HPDC is the premier computer science conference for presenting new research related to high-performance parallel and distributed systems used in both science and industry. Of approximately 100 submissions, only 19 papers were accepted, and just one received the Best Paper Award.
The winning paper presents the Compute-Overlap-Stall (COS) Model of parallel performance, a first-of-a-kind framework for accurately capturing the simultaneous, combined effects of three operating modes—dynamic voltage and frequency scaling (DVFS), dynamic memory voltage and frequency throttling (DMT), and dynamic concurrency throttling (DCT). COS is expected to be key in helping future high-performance systems meet the challenging demands of parallel scientific applications.
“This is an exciting new model that sheds light on the combined effects of variations in memory speed with techniques such as DVFS and concurrency throttling,” says León.
Future high-performance, scientific applications will have a high degree of parallelism and run in environments of enormous scale but limited power. Efficiency will be key to achieving the promise of exascale computing. Emerging systems will have large numbers of configurable operating modes that provide unprecedented control of processor speed and memory frequency and bandwidth. Unfortunately, little is known about the combined effects of these operating modes and thread concurrency on performance and execution time.
Figure: The key insight to the Compute-Overlap-Stall (COS) Model is the separation of memory and compute overlap from pure compute and pure memory stalls. (Click to enlarge.)
“Modeling the combined effects of DVFS, DMT, and DCT is incredibly challenging,” says León. “Capturing the interactive performance effects of a highly configurable problem space could be intractable in parallel, high-performance environments. Furthermore, the interactive effects of these modes are likely to be non-linear, complicating efforts to identify simple, but useful analytical models of performance.”

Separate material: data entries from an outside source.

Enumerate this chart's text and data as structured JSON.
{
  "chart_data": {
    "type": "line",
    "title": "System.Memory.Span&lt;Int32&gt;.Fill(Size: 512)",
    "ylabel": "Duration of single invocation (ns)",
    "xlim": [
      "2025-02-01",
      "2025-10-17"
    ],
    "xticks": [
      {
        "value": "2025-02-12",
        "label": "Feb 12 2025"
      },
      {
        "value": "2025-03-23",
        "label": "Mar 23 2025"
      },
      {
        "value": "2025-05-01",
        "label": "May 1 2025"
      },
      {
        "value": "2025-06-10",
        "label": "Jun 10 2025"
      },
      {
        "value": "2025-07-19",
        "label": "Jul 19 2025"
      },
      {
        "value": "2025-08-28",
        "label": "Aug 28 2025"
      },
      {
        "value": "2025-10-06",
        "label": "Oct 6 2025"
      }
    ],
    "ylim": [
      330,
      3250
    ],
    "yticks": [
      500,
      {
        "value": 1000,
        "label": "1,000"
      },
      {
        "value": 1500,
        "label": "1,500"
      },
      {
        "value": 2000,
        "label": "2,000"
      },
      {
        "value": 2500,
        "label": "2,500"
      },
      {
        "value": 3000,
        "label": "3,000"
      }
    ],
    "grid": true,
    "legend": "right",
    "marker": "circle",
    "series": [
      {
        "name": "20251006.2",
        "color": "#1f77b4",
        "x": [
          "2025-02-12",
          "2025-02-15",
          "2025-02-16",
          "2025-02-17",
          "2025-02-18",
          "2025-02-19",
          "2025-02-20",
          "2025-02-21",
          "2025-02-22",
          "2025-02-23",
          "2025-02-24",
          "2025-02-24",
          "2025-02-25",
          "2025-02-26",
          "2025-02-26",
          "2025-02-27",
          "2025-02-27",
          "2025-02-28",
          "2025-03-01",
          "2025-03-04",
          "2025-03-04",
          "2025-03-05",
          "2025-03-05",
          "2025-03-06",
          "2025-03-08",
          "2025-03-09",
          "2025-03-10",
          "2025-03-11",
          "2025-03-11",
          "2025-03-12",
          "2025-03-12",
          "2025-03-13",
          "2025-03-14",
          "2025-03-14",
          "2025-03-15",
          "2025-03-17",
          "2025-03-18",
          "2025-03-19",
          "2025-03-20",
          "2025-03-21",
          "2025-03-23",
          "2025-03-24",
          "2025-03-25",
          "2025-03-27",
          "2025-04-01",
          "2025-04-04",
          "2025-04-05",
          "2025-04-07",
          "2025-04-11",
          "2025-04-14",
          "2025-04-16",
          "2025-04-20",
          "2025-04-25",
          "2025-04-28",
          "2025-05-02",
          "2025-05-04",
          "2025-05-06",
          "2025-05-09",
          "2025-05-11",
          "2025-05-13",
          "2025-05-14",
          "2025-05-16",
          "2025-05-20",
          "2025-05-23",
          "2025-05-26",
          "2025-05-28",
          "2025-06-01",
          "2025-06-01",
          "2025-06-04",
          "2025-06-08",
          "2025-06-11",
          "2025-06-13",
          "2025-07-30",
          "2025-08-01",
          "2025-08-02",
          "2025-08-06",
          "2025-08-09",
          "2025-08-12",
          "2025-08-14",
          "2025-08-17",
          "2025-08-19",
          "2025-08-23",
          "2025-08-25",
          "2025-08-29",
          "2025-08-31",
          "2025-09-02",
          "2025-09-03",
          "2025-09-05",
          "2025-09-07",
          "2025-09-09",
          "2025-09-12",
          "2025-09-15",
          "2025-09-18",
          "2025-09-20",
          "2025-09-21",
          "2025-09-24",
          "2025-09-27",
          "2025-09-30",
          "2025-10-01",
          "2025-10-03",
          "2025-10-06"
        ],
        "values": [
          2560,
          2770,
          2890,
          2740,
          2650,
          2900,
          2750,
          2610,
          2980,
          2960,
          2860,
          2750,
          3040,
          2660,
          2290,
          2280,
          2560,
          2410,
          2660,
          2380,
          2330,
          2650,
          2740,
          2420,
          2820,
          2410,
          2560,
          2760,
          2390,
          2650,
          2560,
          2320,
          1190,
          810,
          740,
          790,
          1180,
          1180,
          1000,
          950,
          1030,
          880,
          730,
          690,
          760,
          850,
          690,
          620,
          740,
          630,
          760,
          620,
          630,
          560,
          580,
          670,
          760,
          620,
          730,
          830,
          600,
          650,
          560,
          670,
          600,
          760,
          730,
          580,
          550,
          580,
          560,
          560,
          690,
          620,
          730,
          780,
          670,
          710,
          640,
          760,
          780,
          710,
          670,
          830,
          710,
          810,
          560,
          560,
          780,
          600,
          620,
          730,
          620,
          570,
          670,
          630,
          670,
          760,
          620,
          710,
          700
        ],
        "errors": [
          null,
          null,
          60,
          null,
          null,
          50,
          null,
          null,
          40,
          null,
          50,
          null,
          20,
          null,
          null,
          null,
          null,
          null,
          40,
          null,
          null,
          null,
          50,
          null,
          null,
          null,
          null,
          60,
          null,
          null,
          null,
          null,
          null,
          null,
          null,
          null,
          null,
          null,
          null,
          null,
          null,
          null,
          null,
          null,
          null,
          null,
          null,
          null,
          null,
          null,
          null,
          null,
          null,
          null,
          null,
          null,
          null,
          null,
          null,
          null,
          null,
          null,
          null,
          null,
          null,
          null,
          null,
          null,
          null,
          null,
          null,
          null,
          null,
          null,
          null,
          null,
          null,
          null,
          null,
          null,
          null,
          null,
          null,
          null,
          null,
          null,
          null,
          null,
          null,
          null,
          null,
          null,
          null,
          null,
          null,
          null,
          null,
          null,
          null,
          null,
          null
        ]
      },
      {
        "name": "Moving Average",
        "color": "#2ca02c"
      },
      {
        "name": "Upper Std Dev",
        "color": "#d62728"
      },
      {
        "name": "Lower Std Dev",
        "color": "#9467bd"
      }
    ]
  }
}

According to León, COS is based on a simple observation. Past models of performance tend to combine the overlap of compute and memory performance into either compute time or memory stall time. However, the overlap is so complex when these operating modes change, that it must be modeled independently. The COS Model allows each term to be modeled independently of the others.
“The COS Model may just be the breakthrough that transforms our understanding of computational performance,” says León. “I’m thrilled the conference recognized the potential of this work.”
High performance computing plays a crucial role in enabling the missions of the Laboratory. While exascale computing is expected to allow unprecedented levels of science, it poses great challenges in the areas of parallelism, reliability, and energy efficiency. León’s research could benefit the mission focus areas at LLNL by enabling larger problem sizes, greater simulation accuracy, or more detailed simulations.